Column: Setting up a setup


Did you know that The Beatles’ album “Let It Be” is technically a soundtrack? It accompanies the 1970 documentary of the same title. If the film came back to theaters, I would probably go see it by myself.

You see, I don’t attend many movies with groups anymore. Part of that is a life stage issue — most of my friends are married and have small kids. It’s hard to justify the added babysitting expense if we want to go out for the evening. Before that, I was always the guy who arrived early. Because of my promptness, I ended up saving seats for the whole group. I’d start declaring my group’s territory by draping my jacket over a pair of seats. Then I’d put my popcorn and drink in the cupholders a few seats away.

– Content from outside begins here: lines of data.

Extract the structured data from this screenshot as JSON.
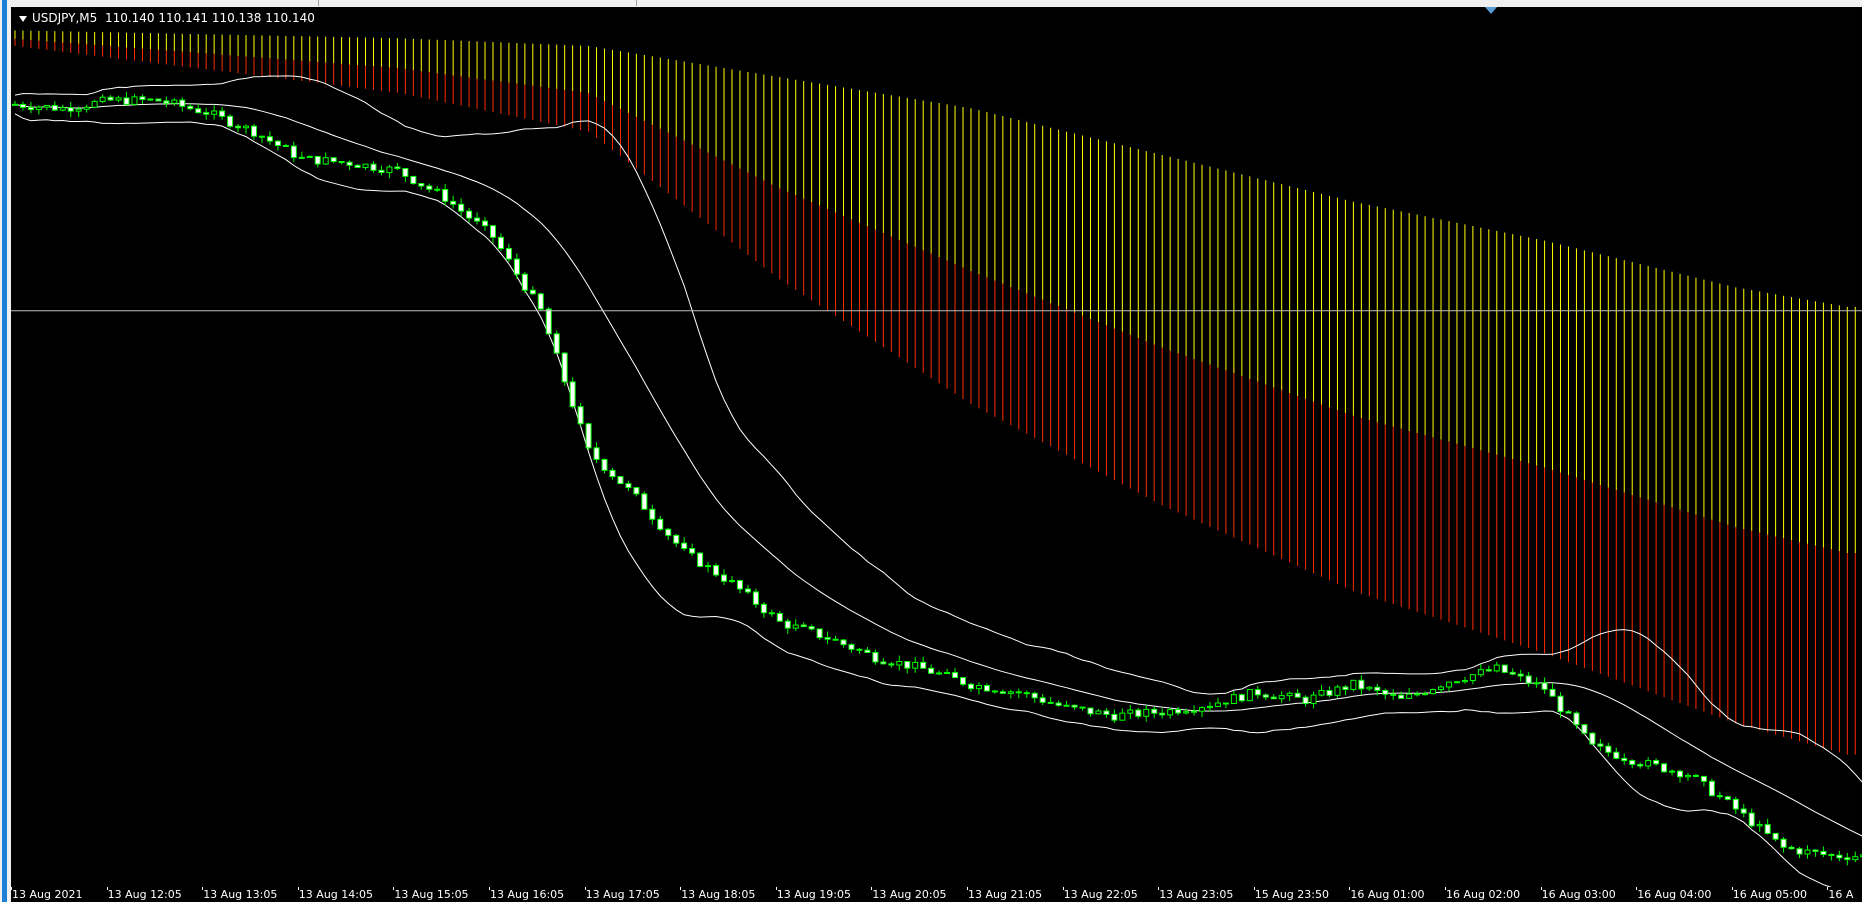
{
  "header": {
    "symbol": "USDJPY,M5",
    "ohlc": "110.140 110.141 110.138 110.140"
  },
  "colors": {
    "background": "#000000",
    "bull_candle": "#000000",
    "bear_candle": "#ffffff",
    "wick": "#00ff00",
    "bollinger": "#ffffff",
    "cloud_span_a": "#ff2a00",
    "cloud_span_b": "#ffff00",
    "crosshair": "#bdbdbd"
  },
  "chart_data": {
    "type": "candlestick",
    "symbol": "USDJPY",
    "timeframe": "M5",
    "indicators": [
      "Bollinger Bands",
      "Ichimoku Cloud"
    ],
    "x_labels": [
      "13 Aug 2021",
      "13 Aug 12:05",
      "13 Aug 13:05",
      "13 Aug 14:05",
      "13 Aug 15:05",
      "13 Aug 16:05",
      "13 Aug 17:05",
      "13 Aug 18:05",
      "13 Aug 19:05",
      "13 Aug 20:05",
      "13 Aug 21:05",
      "13 Aug 22:05",
      "13 Aug 23:05",
      "15 Aug 23:50",
      "16 Aug 01:00",
      "16 Aug 02:00",
      "16 Aug 03:00",
      "16 Aug 04:00",
      "16 Aug 05:00",
      "16 A"
    ],
    "bars_per_label": 12,
    "close_path": [
      [
        0,
        110.405
      ],
      [
        6,
        110.4
      ],
      [
        12,
        110.41
      ],
      [
        18,
        110.41
      ],
      [
        24,
        110.395
      ],
      [
        30,
        110.37
      ],
      [
        36,
        110.335
      ],
      [
        42,
        110.33
      ],
      [
        48,
        110.32
      ],
      [
        54,
        110.285
      ],
      [
        60,
        110.235
      ],
      [
        66,
        110.14
      ],
      [
        72,
        109.96
      ],
      [
        78,
        109.9
      ],
      [
        84,
        109.83
      ],
      [
        90,
        109.79
      ],
      [
        96,
        109.74
      ],
      [
        102,
        109.72
      ],
      [
        108,
        109.695
      ],
      [
        114,
        109.68
      ],
      [
        120,
        109.66
      ],
      [
        126,
        109.65
      ],
      [
        132,
        109.63
      ],
      [
        138,
        109.62
      ],
      [
        144,
        109.625
      ],
      [
        150,
        109.635
      ],
      [
        156,
        109.65
      ],
      [
        162,
        109.64
      ],
      [
        168,
        109.66
      ],
      [
        174,
        109.64
      ],
      [
        180,
        109.665
      ],
      [
        186,
        109.68
      ],
      [
        192,
        109.655
      ],
      [
        198,
        109.58
      ],
      [
        204,
        109.56
      ],
      [
        210,
        109.545
      ],
      [
        216,
        109.5
      ],
      [
        222,
        109.45
      ],
      [
        228,
        109.44
      ]
    ],
    "cloud_span_a": [
      [
        0,
        110.48
      ],
      [
        24,
        110.45
      ],
      [
        48,
        110.42
      ],
      [
        72,
        110.37
      ],
      [
        96,
        110.18
      ],
      [
        120,
        110.02
      ],
      [
        144,
        109.89
      ],
      [
        168,
        109.78
      ],
      [
        192,
        109.7
      ],
      [
        216,
        109.61
      ],
      [
        230,
        109.57
      ]
    ],
    "cloud_span_b": [
      [
        0,
        110.5
      ],
      [
        48,
        110.49
      ],
      [
        72,
        110.48
      ],
      [
        96,
        110.44
      ],
      [
        120,
        110.4
      ],
      [
        144,
        110.34
      ],
      [
        168,
        110.28
      ],
      [
        192,
        110.23
      ],
      [
        216,
        110.17
      ],
      [
        230,
        110.145
      ]
    ],
    "crosshair_price": 110.14
  }
}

As the minutes ticked on, I’d have to fend off more people who also wanted middle-middle of the theater. The anxiety of saving six to eight seats for my friends who were chronically five minutes late ended up being too much for me; I did not like this setup one bit.

That brings me to the crux of some more important grammar guidance: What’s the difference between setup and set up?

Let’s start with setup. Use setup (or set-up) as either a noun or an adjective. As a noun, setup means the arrangement or organization of something. For example: The camera setup was all wrong, so the director kept adjusting the shot.

As an adjective, setup often gets used in technology situations: Go to the setup screen to change your network settings.

As a verb, use set up: I set up my friend Byron with his new job answering phones at the conspiracy theory hotline.

We set up our BattleBot so it would never attack humans.

Think about it this way: the verb version of the word spreads out. It is in motion; it stretches and moves. The noun version (setup or set-up) is compact. It’s a box — a static thing.

Interestingly, you can apply this same model (noun and adjective vs. verbs) to other sets of words. Some include workout and work out, makeup and make up, dropout and drop out, and checkout and check out. When used as a noun or an adjective, these words are either one word or one word with a hyphen; when used as a verb, these words are two words.

Now that movie theaters have a different setup (with seats you reserve ahead of time), I don’t have to be so upset all the time. After all, the most important part of the movie is during the last five minutes, when they set up the perfect conditions for yet another sequel.